Os três maiores desafios do mercado americano de cerveja artesanal em 2024

A primeira pergunta para Matt foi direta: quais foram os principais destaques e desafios do mercado craft americano em 2024? Sua resposta veio organizada em três partes claras:

  1. Custo operacional em alta: inflação e mão-de-obra pressionando

Matt apontou que o aumento dos custos operacionais foi um dos principais entraves no cenário da cerveja artesanal 2024. Ingredientes mais caros, mão de obra valorizada e despesas crescentes com operação de taprooms e brewpubs impactaram diretamente a saúde financeira das cervejarias.

Quanto ao Brasil, Bia Morim fez uma analogia imediata, reforçando que por aqui enfrentamos desafios semelhantes. O peso do custo diário para manter uma fábrica funcionando também é altíssimo.

  1. Concorrência aumentando dentro e fora do setor

Outro ponto destacado por Matt foi o aumento da concorrência. Não só entre as próprias cervejarias artesanais – com cerca de 10 mil cervejarias ativas no mercado americano em 2024 –, mas também com outras categorias de bebidas alcoólicas, como hard seltzers, RTDs e destilados, opções atrativas para o público que antes procurava variedade e inovação na cerveja artesanal.

Em vista disso, Bia reforça que, mesmo com números menores (em torno de 1.500 fábricas no Brasil), também estamos passando por um período em que a concorrência aumentou consideravelmente, especialmente após o crescimento acelerado do setor nos últimos anos.

  1. Evolução do comportamento do consumidor: frequência e preferências mudando

O terceiro desafio é talvez o mais intrigante: os consumidores estão mudando. Segundo Matt, as pessoas estão bebendo cerveja artesanal com menos frequência, dividindo seus gastos entre diferentes tipos de bebidas alcoólicas, e muitos até reduzindo ou eliminando totalmente o consumo de álcool.
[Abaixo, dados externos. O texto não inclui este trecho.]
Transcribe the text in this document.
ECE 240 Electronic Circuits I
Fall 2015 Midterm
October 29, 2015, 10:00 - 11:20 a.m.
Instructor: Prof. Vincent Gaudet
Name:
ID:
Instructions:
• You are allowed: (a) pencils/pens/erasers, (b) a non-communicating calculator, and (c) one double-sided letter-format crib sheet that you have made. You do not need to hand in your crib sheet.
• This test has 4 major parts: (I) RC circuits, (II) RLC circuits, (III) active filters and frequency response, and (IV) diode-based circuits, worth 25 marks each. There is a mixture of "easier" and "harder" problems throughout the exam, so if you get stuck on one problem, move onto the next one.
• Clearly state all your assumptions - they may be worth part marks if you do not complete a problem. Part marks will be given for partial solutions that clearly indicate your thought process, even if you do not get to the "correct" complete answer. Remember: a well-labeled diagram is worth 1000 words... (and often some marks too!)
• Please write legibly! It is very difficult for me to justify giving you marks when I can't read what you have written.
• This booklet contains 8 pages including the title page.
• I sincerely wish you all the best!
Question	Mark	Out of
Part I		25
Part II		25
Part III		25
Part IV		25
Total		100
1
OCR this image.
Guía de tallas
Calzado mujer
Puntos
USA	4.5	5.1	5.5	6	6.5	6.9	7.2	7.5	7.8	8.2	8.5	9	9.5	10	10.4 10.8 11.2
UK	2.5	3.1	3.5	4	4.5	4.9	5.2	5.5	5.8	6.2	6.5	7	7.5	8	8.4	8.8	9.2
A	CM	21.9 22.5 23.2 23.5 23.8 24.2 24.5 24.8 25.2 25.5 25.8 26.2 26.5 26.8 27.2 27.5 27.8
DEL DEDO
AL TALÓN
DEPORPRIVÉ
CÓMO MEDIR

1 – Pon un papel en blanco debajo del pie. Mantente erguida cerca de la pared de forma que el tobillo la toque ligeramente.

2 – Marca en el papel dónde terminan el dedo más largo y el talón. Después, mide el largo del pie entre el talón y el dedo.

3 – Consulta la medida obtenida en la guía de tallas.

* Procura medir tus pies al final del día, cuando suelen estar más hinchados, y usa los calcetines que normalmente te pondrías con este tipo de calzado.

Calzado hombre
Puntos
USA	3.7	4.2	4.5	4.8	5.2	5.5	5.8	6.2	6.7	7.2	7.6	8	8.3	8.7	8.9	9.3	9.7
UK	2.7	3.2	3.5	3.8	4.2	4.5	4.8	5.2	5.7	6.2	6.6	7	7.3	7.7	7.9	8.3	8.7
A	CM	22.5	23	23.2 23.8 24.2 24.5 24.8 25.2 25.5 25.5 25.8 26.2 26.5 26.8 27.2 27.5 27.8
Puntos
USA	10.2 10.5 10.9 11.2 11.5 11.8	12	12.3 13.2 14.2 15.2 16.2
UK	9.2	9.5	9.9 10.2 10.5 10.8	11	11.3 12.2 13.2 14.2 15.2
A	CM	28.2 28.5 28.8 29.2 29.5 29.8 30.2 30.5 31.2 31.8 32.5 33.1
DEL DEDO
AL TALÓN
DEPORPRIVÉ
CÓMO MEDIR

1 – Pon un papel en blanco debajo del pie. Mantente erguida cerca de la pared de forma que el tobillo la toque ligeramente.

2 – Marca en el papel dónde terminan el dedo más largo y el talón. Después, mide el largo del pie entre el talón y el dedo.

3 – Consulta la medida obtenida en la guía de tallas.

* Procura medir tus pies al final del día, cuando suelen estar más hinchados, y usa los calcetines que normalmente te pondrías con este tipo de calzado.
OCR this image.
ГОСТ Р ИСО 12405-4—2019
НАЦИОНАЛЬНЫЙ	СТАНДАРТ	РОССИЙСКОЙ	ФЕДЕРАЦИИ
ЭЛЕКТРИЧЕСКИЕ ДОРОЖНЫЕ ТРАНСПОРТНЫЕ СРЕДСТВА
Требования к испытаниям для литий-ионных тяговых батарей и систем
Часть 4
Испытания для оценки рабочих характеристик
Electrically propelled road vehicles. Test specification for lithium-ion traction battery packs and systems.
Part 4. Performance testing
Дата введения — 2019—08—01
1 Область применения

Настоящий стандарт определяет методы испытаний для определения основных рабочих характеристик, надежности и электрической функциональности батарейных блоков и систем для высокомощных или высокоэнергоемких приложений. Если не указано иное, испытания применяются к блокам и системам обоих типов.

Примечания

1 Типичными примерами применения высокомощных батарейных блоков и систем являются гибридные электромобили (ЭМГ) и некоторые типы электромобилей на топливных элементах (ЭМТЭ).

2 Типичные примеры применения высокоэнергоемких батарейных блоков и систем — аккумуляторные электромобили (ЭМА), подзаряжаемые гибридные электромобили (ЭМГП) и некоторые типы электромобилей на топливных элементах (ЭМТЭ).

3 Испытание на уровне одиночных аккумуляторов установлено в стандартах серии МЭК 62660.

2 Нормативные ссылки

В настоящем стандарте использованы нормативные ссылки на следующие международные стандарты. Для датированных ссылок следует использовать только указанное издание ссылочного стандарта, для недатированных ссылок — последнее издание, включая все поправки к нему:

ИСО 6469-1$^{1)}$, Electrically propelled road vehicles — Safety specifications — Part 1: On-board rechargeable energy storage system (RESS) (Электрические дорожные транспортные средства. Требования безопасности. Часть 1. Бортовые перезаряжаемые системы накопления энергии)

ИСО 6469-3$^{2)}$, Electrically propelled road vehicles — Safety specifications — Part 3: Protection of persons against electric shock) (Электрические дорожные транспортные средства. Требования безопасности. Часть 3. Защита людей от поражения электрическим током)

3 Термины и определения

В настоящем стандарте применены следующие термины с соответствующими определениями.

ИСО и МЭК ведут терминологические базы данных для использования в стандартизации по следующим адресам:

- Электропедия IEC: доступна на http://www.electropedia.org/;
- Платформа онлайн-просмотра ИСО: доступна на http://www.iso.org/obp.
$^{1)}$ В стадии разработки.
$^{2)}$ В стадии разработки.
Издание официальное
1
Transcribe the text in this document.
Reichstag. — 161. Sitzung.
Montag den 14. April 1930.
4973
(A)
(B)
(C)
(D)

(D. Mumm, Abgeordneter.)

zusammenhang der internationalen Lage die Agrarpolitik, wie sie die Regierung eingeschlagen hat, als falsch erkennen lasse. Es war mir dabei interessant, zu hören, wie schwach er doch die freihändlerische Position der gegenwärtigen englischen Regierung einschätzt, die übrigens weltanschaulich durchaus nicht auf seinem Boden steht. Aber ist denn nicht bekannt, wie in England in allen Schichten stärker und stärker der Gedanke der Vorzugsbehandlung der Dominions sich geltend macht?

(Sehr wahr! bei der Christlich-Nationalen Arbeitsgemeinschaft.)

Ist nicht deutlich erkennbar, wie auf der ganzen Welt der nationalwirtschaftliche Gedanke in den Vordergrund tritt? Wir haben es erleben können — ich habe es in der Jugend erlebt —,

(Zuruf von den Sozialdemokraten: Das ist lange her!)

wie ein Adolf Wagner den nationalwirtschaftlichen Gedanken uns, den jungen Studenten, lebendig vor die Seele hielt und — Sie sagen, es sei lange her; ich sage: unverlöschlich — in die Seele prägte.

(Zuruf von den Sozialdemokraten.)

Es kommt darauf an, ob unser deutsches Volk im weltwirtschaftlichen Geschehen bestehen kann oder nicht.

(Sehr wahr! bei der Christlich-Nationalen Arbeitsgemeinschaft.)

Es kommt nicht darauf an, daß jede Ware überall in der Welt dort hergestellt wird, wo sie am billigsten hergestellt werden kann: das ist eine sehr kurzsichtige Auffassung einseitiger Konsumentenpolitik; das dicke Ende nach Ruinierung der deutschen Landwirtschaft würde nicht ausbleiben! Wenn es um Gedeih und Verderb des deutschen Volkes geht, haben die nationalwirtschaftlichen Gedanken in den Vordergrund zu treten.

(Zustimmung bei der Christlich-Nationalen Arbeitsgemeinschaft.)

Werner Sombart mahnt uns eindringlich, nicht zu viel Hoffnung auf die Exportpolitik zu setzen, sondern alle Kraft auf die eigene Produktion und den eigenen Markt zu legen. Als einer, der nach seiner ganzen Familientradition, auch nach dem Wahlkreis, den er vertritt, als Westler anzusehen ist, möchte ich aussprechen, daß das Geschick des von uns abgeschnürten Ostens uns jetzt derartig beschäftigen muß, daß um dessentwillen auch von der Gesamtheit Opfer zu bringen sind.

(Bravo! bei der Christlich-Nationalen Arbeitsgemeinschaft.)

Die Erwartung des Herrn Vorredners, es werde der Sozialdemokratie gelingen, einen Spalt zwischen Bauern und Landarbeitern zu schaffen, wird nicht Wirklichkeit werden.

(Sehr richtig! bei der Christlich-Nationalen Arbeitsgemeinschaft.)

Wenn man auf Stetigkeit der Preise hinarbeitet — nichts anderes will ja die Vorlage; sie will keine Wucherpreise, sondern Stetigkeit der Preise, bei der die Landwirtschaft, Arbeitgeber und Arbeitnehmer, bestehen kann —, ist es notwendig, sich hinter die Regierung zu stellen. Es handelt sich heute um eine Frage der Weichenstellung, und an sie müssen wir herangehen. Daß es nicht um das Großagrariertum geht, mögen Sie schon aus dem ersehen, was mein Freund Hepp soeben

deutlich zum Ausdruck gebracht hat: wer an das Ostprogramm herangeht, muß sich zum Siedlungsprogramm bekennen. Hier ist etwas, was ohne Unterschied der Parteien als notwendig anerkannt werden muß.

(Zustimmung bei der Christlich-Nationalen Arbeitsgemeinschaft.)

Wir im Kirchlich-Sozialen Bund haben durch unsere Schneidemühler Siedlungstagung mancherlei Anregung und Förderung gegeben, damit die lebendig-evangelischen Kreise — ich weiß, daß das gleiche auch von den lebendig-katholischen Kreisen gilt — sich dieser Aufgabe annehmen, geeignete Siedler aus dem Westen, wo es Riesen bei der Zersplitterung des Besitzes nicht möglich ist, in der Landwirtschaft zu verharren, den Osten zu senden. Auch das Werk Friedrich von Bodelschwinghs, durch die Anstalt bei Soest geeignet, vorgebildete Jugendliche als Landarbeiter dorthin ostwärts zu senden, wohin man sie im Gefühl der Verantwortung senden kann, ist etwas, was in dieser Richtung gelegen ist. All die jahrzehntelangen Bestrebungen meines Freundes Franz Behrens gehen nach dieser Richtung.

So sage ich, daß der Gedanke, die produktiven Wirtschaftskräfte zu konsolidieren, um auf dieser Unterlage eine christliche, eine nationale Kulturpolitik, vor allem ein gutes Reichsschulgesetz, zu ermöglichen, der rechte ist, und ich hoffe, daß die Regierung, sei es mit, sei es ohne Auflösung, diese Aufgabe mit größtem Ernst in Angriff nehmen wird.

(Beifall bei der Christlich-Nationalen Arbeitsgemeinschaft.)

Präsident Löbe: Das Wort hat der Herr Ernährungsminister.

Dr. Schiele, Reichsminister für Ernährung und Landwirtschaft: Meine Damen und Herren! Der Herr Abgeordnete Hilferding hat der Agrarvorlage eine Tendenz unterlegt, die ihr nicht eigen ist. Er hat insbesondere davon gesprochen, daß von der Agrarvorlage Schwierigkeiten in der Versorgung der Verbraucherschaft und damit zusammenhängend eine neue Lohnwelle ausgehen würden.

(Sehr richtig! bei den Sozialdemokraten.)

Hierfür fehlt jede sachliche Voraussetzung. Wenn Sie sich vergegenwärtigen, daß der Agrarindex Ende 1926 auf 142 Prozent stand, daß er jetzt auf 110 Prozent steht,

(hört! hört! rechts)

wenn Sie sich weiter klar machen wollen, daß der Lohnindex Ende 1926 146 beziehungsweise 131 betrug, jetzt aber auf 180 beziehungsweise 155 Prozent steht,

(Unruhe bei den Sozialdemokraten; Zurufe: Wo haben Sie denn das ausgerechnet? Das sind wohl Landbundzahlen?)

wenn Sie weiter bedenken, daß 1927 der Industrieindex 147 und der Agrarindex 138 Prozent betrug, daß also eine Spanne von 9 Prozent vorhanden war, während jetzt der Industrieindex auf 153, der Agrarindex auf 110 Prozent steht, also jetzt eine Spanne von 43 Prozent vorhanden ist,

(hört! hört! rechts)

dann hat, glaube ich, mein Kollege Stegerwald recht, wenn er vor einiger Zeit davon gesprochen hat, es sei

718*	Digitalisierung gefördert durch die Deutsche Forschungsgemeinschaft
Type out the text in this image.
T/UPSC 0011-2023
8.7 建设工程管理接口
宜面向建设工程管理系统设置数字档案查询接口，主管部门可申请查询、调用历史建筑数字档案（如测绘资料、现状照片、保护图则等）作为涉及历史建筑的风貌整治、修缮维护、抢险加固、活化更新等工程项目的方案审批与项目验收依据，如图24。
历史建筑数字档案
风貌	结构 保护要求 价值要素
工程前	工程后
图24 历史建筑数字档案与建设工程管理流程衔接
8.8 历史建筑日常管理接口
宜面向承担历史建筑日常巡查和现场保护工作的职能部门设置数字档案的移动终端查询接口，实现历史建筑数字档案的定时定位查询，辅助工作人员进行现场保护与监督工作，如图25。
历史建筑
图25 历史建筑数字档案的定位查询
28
Essa mudança, aliás, não é exclusividade americana. Henrique e Lud comentam como já notaram esse movimento também no Brasil, onde as novas gerações parecem menos fiéis a categorias específicas e mais abertas a experimentar bebidas diversas – ou até mesmo preferir opções sem álcool.

Brewers Association

Otimismo em meio ao caos: como algumas cervejarias continuaram crescendo

Apesar do cenário desafiador, Matt manteve um tom surpreendentemente otimista. Ele destacou que, em 2024, muitas cervejarias conseguiram se adaptar e crescer, mesmo com todas as dificuldades. Houve sim fechamento de fábricas, mas também estabilidade e crescimento pontual para quem conseguiu alinhar estratégia, gestão de custos e relacionamento com o consumidor.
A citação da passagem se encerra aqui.